Im nächsten Augenblick erweckte sie den Anschein, als ob sich ihr Körper in Hunderte wild flatternder Fledermäuse verwandelte, während sie sich in den Deckmantel der Unsichtbarkeit hüllte. Hettiah erhob die Hände, um Sabines Illusion auszulöschen, aber es war schon zu spät. Als Sabine wieder sichtbar wurde, hatte sie ihre Klauen bereits in Hettiahs Kopfhaut gebohrt.
Während Sabine sie mit der einen Hand festhielt, holte sie mit ihrem anderen Panzerhandschuh aus, ballte ihn zur metallenen Faust und landete einen Hieb auf Hettiahs Nase. Knochen splitterte, und Blut spritzte, begleitet von Hettiahs Schreien.
Sabine ließ nicht locker, und zugleich drehte und wand sie ihren schlanken Körper, sodass Hettiahs Schläge ins Leere gingen. Mit der Handfläche ihrer anderen Hand zielte sie auf die herbeieilenden Gegnerinnen, genauso wie sie es mit ihm gemacht hatte, als sie seine Gedanken nach Geheimnissen durchstöbert hatte. Die Frauen kreischten in panischer Angst auf und versuchten, sich die eigenen Augen auszukratzen. Hatte sie ihre Albträume heraufbeschworen?

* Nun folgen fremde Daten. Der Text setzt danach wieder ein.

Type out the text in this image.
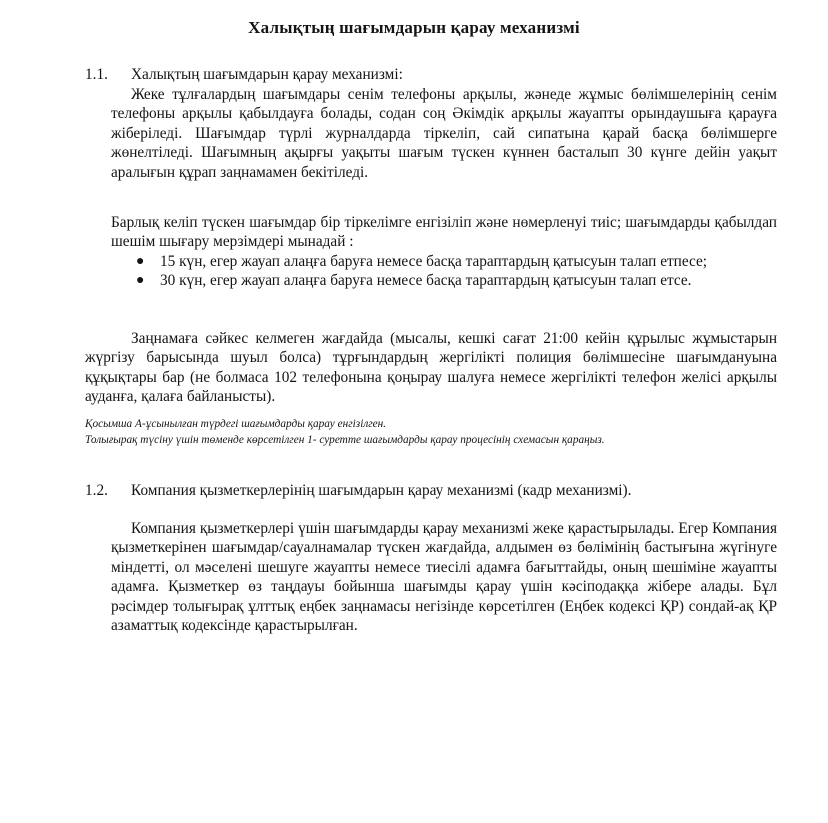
Халықтың шағымдарын қарау механизмі
1.1. Халықтың шағымдарын қарау механизмі:

Жеке тұлғалардың шағымдары сенім телефоны арқылы, жәнеде жұмыс бөлімшелерінің сенім телефоны арқылы қабылдауға болады, содан соң Әкімдік арқылы жауапты орындаушыға қарауға жіберіледі. Шағымдар түрлі журналдарда тіркеліп, сай сипатына қарай басқа бөлімшерге жөнелтіледі. Шағымның ақырғы уақыты шағым түскен күннен басталып 30 күнге дейін уақыт аралығын құрап заңнамамен бекітіледі.

Барлық келіп түскен шағымдар бір тіркелімге енгізіліп және нөмерленуі тиіс; шағымдарды қабылдап шешім шығару мерзімдері мынадай :

● 15 күн, егер жауап алаңға баруға немесе басқа тараптардың қатысуын талап етпесе;
● 30 күн, егер жауап алаңға баруға немесе басқа тараптардың қатысуын талап етсе.

Заңнамаға сәйкес келмеген жағдайда (мысалы, кешкі сағат 21:00 кейін құрылыс жұмыстарын жүргізу барысында шуыл болса) тұрғындардың жергілікті полиция бөлімшесіне шағымдануына құқықтары бар (не болмаса 102 телефонына қоңырау шалуға немесе жергілікті телефон желісі арқылы ауданға, қалаға байланысты).

Қосымша А-ұсынылған түрдегі шағымдарды қарау енгізілген.

Толығырақ түсіну үшін төменде көрсетілген 1- суретте шағымдарды қарау процесінің схемасын қараңыз.

1.2. Компания қызметкерлерінің шағымдарын қарау механизмі (кадр механизмі).

Компания қызметкерлері үшін шағымдарды қарау механизмі жеке қарастырылады. Егер Компания қызметкерінен шағымдар/сауалнамалар түскен жағдайда, алдымен өз бөлімінің бастығына жүгінуге міндетті, ол мәселені шешуге жауапты немесе тиесілі адамға бағыттайды, оның шешіміне жауапты адамға. Қызметкер өз таңдауы бойынша шағымды қарау үшін кәсіподаққа жібере алады. Бұл рәсімдер толығырақ ұлттық еңбек заңнамасы негізінде көрсетілген (Еңбек кодексі ҚР) сондай-ақ ҚР азаматтық кодексінде қарастырылған.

Dann wirbelte Sabine mit hoch erhobenem Fuß herum, sodass ihr Stiefel auf Hettiahs Unterkiefer landete. Deren Körper wurde zurückgeschleudert, wobei ein großes Stück Kopfhaut mitsamt Haaren in Sabines Klauengriff zurückblieb. Sie warf den Fetzen zu Hettiahs bewusstlosem Körper auf den Boden und machte sich gleich wieder unsichtbar.
Diejenigen ihrer Gegnerinnen, die noch standen, suchten ihre Umgebung mit hektischen Blicken ab, konnten sie aber nicht sehen. Auf einmal stand eine von ihnen mit einer klaffenden Wunde in der Kehle da. Einer anderen bohrte sich ein Messer in die Schläfe, sodass sie mit dem Gesicht nach unten auf den Boden stürzte.
Als sie auf diese Weise all ihre Gegnerinnen niedergestreckt hatte, machte sich Sabine wieder sichtbar. Rydstrom starrte sie mit offenem Mund an, so wie jeder andere Anwesende, bis auf Lothaire, der damit beschäftigt war, seine Gewinne einzusammeln.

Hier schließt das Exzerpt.